My views would strike you as iconoclastic, if not heretical, should you believe, as does a noted professor in Washington, that Trade Secrets are the “cesspool of the patent system.” Nothing, of course, could be further from the truth! Trade Secrets are not only the oldest but also the most prevalent form of IP protection.
Over 90% of all new technology is grist for Trade Secrets. Patents are but tips of icebergs in an ocean of Trade Secrets. All technical and business information, including inventions, know-how and show-how can be maintained as Trade Secrets. Thus, Trade Secrets are not just for early-stage and subpatentable developments and manufacturing processes at best, as some believe.
All companies and institutions have tons of Proprietary Information, whether or not they appreciate it. In an IPO survey awhile back, 88% of the participating corporations rated Trade Secrets as their most important intellectual assets.
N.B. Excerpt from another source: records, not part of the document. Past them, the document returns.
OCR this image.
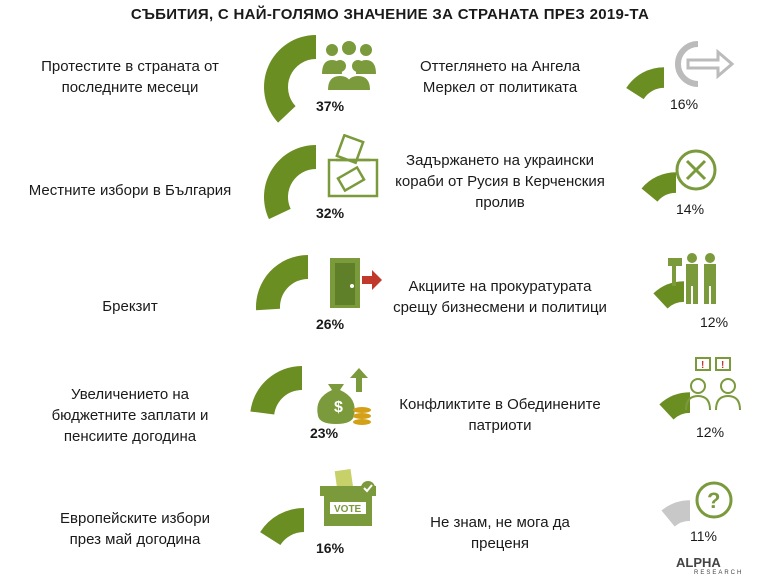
СЪБИТИЯ, С НАЙ-ГОЛЯМО ЗНАЧЕНИЕ ЗА СТРАНАТА ПРЕЗ 2019-ТА
Протестите в страната от последните месеци
Местните избори в България
Брекзит
Увеличението на бюджетните заплати и пенсиите догодина
Европейските избори през май догодина
Оттеглянето на Ангела Меркел от политиката
Задържането на украински кораби от Русия в Керченския пролив
Акциите на прокуратурата срещу бизнесмени и политици
Конфликтите в Обединените патриоти
Не знам, не мога да преценя
37%
32%
26%
23%
16%
16%
14%
12%
12%
11%
$
VOTE
! !
?
ALPHA
RESEARCH
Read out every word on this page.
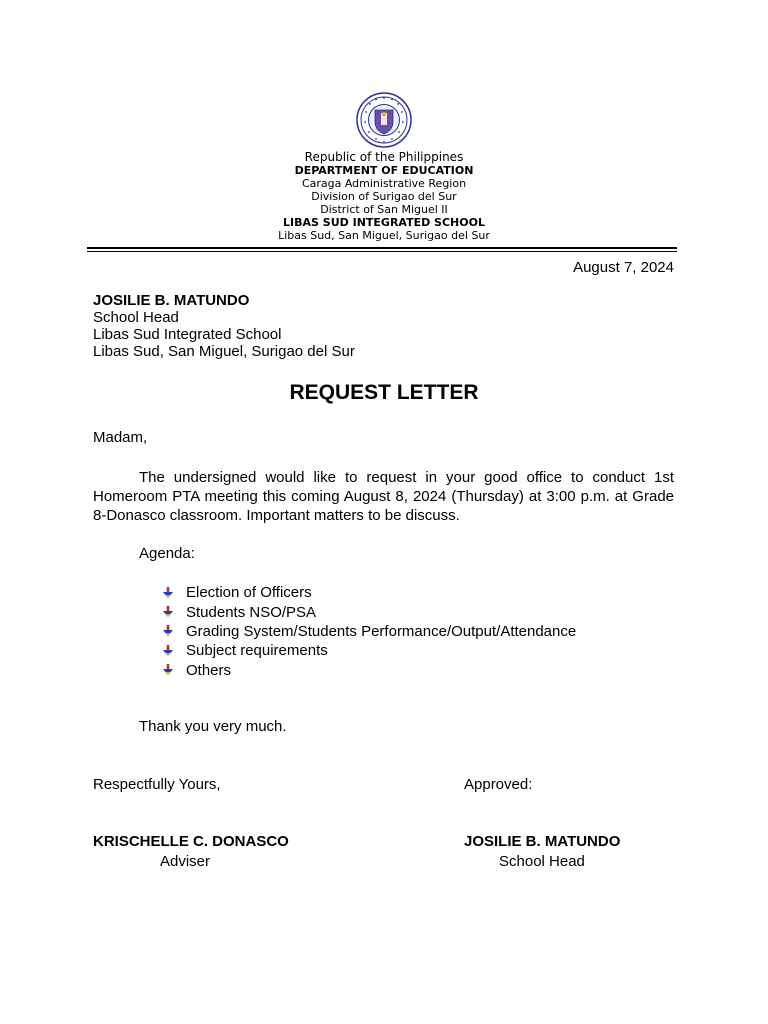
Republic of the Philippines
DEPARTMENT OF EDUCATION
Caraga Administrative Region
Division of Surigao del Sur
District of San Miguel II
LIBAS SUD INTEGRATED SCHOOL
Libas Sud, San Miguel, Surigao del Sur
August 7, 2024
JOSILIE B. MATUNDO
School Head
Libas Sud Integrated School
Libas Sud, San Miguel, Surigao del Sur
REQUEST LETTER
Madam,
The undersigned would like to request in your good office to conduct 1st Homeroom PTA meeting this coming August 8, 2024 (Thursday) at 3:00 p.m. at Grade 8-Donasco classroom. Important matters to be discuss.
Agenda:
Election of Officers
Students NSO/PSA
Grading System/Students Performance/Output/Attendance
Subject requirements
Others
Thank you very much.
Respectfully Yours,	Approved:
KRISCHELLE C. DONASCO
Adviser
JOSILIE B. MATUNDO
School Head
So it’s no surprise that Trade Secrets are often referred to in industry as “crown jewels.” And, especially internationally, Trade Secrets are the “workhorse of technology transfer.” (Bob Sherwood)
Further proof of the importance of Trade Secrets is the fact that in recent Trade Secret litigation, Walt Disney, Cargill, and Toshiba each had to shell out several hundred million dollars in damages for Trade Secret misappropriation.